Excluding one-off gain from sale of overlapping estates, Astra Agro Lestari (AALI) FY08 net profit was slightly below forecast, due to higher-than-expected operating expenses. 4Q08 revenue edged down by 28.6% q-o-q, as the 15.4% jump in CPO sales volume helped to mitigate 34.3% fall in ASP. We are keeping our cautious outlook on both volume and price over the coming quarters. Considering the lofty multiples at which AALI is currently trading, we reiterate our Fully Valued call on the stock, with TP of Rp7,175, implying 10.8 FY10F PE.
Stripping out one-off net gain Rp282.3b from the sale of its overlapping estate to Adaro, AALI’s FY08 net profit was Rp2.3tn, c.5.7% lower than forecast. This was mainly due to higher than expected operating expenses, which in addition to high freight rates earlier in the year, we believe were attributable to year-end bonuses. Excluding the gains, 4Q08 net profit would have dropped by 58.9% q-o-q to Rp218.8b, reflecting the 64.5% lower operating profit.
Previously, AALI had booked the Adaro’s payment in other payables, as it had not been
required to handover the sold estates until 2012. However, we believe the auditors have now advised them to recognize the gains in FY08.
The group’s 4Q08 operating cash flow was negative.
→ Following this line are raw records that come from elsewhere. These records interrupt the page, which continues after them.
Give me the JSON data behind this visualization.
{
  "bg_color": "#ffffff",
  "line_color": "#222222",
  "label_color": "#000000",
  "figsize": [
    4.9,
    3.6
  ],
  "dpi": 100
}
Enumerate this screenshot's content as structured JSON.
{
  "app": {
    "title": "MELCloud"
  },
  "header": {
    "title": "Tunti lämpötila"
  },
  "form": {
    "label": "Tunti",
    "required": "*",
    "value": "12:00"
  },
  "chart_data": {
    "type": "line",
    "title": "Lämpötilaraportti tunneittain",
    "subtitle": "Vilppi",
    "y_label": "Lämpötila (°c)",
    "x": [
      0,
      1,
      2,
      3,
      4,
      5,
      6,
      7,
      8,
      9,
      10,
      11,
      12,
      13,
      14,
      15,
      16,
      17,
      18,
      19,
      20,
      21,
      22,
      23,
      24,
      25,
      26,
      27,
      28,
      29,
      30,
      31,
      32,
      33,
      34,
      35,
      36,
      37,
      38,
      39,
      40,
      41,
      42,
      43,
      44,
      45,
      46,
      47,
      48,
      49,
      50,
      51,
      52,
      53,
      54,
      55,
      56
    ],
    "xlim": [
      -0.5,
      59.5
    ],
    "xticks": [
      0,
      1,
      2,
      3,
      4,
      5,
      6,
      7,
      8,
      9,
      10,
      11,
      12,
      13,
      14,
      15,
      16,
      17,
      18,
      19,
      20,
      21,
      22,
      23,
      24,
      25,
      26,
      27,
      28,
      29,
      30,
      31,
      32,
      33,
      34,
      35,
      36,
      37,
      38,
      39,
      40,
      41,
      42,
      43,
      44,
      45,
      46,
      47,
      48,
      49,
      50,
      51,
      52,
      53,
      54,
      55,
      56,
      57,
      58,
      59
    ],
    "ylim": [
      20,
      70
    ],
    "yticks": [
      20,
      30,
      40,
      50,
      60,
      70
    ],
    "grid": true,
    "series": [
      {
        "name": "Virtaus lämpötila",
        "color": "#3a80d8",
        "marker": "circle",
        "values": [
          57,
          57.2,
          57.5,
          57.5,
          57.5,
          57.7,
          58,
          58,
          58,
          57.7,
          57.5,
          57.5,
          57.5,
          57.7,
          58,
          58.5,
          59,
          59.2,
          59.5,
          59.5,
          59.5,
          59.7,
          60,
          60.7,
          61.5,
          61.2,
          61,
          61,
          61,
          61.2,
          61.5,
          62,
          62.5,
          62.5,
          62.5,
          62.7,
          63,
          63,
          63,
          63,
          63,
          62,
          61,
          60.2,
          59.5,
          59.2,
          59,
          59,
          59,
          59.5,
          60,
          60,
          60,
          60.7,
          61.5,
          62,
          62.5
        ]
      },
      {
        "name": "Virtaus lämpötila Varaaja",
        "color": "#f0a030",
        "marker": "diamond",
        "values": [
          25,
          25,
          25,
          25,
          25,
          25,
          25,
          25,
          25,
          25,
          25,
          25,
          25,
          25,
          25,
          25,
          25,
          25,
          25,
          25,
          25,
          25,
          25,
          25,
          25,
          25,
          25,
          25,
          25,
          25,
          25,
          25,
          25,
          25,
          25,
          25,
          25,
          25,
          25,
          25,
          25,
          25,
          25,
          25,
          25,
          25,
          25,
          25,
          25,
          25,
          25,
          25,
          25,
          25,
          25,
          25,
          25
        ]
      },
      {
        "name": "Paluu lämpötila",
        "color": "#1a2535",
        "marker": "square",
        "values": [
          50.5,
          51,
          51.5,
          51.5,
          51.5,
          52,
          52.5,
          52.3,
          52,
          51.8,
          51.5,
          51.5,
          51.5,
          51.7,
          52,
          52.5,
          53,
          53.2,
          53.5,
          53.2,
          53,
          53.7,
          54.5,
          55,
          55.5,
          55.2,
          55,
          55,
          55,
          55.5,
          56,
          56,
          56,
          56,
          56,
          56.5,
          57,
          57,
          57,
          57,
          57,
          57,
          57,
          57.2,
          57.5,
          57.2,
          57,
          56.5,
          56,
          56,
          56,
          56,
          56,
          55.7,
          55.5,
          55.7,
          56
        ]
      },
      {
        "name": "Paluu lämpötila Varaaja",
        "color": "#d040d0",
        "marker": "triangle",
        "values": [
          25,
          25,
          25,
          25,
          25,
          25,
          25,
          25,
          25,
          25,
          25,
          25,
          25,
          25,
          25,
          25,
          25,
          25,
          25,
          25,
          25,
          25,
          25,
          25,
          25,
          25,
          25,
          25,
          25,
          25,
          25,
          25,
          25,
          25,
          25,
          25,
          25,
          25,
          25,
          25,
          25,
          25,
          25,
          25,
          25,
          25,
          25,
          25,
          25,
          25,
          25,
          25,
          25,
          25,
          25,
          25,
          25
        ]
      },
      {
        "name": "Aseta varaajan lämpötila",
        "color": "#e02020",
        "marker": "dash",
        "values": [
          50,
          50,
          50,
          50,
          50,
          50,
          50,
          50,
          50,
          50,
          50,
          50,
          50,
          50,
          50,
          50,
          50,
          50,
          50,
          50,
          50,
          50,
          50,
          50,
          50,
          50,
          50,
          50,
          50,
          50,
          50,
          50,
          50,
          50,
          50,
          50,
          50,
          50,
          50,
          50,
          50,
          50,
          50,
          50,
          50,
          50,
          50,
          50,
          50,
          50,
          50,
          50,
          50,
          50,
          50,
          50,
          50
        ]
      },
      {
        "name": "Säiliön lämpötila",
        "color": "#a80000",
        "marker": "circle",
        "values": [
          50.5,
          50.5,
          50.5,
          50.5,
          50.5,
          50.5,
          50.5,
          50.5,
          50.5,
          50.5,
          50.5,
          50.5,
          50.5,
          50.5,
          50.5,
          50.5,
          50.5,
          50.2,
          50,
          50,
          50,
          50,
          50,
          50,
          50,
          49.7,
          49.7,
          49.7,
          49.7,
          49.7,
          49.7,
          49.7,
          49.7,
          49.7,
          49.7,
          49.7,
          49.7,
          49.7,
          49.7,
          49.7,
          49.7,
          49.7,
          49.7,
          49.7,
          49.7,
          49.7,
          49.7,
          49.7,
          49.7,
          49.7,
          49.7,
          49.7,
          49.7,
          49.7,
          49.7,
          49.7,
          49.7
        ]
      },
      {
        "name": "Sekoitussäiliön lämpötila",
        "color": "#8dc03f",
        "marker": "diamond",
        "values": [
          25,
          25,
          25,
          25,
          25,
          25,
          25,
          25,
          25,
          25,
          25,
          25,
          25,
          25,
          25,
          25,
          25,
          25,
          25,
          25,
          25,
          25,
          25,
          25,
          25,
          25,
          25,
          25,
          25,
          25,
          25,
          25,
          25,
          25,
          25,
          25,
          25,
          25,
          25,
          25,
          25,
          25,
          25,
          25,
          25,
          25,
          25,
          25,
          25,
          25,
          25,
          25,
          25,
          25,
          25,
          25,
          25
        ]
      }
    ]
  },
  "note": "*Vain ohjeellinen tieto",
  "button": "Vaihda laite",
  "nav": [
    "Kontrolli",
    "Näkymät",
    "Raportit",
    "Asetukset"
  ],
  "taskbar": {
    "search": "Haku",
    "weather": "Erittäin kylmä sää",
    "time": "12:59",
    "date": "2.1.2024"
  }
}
We suspect this was mainly due to prepayment of fertilizers. Overall, net change in cash flow was also negative due to Rp505 dividend payment and capex spending of c.Rp356b. Judging by its cash level, we believe AALI may have to cut its final dividend payout from our assumption of Rp1.2tn.
We have yet to impute maximum tax rate of 28% (from current 30%) for FY09, pending further clarity on the new regulation. For now, we maintain our Fully Valued call on valuation concerns.